Importing yout data

To import your data you should use pandas. It is also possible to load one of the classics geostatistical datasets, such as Walker Lake and Jura, form our datasets module.

pandas

pandas is a Python package providing fast, flexible, and expressive data structures designed to make working with “relational” or “labeled” data both easy and intuitive. It aims to be the fundamental high-level building block for doing practical, real world data analysis in Python.

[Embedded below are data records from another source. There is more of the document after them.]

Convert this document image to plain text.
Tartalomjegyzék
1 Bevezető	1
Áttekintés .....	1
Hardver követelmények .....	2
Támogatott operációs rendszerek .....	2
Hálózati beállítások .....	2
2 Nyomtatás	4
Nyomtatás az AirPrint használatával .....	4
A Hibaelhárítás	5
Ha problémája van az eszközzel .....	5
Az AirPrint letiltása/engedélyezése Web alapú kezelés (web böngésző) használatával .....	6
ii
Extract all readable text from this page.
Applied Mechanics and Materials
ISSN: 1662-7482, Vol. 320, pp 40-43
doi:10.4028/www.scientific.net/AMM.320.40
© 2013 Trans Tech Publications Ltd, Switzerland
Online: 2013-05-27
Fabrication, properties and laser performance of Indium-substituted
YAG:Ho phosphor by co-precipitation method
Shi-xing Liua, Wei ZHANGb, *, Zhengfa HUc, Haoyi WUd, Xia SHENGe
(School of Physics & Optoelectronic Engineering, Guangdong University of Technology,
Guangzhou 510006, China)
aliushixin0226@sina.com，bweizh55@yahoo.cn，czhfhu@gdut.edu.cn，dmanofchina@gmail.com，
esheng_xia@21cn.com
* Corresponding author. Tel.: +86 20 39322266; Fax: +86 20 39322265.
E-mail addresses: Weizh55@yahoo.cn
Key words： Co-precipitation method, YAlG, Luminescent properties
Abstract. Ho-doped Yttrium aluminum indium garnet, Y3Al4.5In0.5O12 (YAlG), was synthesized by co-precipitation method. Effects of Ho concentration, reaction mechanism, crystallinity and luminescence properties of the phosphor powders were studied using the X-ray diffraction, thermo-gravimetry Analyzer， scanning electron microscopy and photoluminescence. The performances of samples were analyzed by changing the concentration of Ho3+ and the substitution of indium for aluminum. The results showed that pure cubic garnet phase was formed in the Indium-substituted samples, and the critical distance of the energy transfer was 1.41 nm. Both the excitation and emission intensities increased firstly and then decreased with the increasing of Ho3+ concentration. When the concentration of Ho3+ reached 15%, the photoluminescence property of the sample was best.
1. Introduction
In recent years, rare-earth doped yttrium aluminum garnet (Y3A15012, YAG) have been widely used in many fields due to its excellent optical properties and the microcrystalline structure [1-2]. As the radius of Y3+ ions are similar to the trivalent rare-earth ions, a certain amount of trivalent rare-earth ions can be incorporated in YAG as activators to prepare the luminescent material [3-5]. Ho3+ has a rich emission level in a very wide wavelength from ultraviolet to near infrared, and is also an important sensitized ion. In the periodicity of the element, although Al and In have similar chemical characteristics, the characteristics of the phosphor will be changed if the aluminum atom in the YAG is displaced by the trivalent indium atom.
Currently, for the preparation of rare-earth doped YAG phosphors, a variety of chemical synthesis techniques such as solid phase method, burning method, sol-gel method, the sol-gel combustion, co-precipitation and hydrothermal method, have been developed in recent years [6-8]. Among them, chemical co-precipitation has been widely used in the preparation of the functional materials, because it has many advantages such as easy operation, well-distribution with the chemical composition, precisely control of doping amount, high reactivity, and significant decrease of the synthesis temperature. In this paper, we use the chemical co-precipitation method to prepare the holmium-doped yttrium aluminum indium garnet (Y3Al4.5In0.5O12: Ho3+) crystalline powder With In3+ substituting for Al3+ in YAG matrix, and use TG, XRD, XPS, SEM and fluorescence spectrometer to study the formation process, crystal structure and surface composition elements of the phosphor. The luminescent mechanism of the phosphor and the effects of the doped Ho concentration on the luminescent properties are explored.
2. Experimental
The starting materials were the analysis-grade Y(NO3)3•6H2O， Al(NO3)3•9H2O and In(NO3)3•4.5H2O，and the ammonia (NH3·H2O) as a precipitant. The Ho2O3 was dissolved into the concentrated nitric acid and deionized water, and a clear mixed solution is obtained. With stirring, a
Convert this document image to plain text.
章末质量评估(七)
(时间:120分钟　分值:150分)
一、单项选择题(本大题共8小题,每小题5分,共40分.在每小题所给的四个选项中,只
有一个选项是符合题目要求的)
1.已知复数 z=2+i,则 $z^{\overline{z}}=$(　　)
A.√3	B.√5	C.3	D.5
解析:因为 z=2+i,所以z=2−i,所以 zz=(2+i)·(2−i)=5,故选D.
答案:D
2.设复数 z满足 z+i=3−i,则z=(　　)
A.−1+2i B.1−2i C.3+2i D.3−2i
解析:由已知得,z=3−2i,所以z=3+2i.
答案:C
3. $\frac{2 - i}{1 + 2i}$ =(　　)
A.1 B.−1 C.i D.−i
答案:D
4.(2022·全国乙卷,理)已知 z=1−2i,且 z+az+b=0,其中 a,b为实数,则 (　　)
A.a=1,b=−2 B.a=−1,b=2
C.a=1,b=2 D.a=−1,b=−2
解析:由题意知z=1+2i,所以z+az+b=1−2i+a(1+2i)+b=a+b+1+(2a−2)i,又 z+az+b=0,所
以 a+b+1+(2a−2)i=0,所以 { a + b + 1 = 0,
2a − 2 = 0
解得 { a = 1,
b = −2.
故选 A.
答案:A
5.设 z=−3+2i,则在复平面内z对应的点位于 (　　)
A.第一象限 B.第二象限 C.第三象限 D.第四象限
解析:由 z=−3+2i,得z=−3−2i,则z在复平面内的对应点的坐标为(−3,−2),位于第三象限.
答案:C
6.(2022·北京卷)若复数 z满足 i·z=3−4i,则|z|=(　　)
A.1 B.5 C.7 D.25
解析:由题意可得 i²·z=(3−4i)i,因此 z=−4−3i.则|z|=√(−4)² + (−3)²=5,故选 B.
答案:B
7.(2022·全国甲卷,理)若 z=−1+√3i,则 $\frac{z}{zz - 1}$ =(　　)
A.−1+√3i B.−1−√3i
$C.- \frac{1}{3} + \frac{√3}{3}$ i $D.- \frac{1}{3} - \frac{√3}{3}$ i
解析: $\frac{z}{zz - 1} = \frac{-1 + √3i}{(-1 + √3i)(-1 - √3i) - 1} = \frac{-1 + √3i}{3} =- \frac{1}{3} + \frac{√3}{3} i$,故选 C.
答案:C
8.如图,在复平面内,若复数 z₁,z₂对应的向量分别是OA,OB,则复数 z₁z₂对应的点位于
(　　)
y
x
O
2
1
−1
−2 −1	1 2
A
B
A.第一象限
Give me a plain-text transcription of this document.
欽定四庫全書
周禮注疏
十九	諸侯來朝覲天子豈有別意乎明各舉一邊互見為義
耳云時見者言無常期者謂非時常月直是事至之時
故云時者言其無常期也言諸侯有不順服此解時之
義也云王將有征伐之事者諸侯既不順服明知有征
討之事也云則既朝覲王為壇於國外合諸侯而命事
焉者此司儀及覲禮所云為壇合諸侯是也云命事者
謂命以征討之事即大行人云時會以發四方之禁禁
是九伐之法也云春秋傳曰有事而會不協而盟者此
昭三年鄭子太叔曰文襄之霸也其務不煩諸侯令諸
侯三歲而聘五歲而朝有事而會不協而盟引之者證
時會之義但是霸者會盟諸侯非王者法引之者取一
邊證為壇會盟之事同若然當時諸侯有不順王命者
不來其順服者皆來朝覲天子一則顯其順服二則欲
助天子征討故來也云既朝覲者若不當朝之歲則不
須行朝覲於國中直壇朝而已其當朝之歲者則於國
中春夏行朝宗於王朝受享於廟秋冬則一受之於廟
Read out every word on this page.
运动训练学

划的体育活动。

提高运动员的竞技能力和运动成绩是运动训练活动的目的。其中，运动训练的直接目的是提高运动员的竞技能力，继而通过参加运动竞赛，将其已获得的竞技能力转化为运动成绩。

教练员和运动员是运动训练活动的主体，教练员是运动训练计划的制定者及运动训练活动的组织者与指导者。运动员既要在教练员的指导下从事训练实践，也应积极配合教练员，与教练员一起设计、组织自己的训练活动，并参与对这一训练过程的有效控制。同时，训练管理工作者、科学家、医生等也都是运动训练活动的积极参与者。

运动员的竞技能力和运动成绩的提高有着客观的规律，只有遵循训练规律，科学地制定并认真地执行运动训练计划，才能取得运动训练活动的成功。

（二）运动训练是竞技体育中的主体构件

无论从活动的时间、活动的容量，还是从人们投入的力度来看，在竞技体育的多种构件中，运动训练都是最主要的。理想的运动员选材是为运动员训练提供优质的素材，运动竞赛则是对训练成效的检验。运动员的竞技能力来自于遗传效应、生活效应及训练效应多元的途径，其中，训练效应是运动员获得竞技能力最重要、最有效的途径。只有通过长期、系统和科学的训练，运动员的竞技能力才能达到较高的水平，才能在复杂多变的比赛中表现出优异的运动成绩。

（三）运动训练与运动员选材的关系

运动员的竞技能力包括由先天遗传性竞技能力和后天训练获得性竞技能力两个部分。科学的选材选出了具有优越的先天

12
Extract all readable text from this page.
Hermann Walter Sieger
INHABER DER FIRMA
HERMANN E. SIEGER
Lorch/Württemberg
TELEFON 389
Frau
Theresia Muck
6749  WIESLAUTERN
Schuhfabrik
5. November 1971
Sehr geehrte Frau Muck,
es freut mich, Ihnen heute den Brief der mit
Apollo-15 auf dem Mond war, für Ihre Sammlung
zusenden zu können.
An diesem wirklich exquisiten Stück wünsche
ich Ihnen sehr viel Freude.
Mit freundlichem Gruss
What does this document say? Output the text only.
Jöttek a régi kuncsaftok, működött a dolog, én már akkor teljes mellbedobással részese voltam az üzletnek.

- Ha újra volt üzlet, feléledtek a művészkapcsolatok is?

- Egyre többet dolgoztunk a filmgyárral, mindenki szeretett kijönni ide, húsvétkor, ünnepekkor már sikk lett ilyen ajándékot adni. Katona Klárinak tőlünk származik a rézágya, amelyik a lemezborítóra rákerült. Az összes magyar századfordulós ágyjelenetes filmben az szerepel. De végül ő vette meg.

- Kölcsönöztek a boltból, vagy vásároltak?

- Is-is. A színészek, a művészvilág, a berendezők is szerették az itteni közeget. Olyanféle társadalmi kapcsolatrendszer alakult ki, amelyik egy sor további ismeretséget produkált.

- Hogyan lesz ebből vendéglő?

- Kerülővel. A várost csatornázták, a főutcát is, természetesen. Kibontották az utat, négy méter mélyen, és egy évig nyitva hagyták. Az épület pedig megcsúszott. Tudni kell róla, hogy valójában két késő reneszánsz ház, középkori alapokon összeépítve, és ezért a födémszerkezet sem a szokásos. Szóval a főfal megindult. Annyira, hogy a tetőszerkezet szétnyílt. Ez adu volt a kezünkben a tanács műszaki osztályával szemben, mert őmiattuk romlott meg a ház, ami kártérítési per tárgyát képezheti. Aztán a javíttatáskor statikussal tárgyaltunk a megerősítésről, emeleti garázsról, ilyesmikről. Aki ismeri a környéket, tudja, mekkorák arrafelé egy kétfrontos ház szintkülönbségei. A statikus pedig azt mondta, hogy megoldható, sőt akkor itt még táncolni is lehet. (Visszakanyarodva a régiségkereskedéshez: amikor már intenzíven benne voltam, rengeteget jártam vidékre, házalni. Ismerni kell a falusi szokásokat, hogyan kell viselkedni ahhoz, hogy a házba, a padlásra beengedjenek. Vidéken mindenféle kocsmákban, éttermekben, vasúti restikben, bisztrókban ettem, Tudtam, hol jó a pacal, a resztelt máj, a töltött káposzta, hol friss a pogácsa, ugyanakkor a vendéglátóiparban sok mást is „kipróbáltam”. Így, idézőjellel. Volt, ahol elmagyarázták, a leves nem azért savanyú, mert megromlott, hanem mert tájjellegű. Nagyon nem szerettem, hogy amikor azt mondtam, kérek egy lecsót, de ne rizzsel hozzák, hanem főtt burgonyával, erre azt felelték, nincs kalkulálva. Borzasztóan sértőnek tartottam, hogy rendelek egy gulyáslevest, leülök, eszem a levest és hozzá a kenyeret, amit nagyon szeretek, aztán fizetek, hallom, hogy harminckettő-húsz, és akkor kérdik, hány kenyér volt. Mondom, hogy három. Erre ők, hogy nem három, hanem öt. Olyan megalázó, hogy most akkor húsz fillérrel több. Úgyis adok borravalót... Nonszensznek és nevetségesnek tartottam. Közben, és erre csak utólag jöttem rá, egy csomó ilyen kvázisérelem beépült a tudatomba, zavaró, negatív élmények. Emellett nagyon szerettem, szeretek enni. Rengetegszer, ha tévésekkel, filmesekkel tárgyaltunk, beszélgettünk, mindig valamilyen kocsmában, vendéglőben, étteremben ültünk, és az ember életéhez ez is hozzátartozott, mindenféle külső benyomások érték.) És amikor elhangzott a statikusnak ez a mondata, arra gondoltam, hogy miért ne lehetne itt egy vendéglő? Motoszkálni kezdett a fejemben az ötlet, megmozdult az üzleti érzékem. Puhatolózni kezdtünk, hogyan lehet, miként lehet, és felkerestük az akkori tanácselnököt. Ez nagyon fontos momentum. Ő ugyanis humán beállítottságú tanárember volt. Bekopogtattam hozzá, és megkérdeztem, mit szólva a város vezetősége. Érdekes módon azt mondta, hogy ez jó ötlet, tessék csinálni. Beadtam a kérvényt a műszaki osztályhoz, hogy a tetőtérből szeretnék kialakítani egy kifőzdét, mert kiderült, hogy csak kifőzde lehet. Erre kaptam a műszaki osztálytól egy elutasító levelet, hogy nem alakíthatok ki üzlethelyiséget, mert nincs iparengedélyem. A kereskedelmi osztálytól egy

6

The two primary data structures of pandas, Series (1-dimensional) and DataFrame (2-dimensional), handle the vast majority of typical use cases in finance, statistics, social science, and many areas of engineering. Pandas is built on top of NumPy and is intended to integrate well within a scientific computing environment with many other 3rd party libraries.

To import Pandas:

[1]:
import pandas as pd

For additional information on Pandas, see the documentation

Getting Data In/Out

Pandas is packed with a set of IO functions that returns a pandas object. Reader functions are accessed like pd.read_fileformat() while writer functions are accessed like DataFrame.to_fileformat().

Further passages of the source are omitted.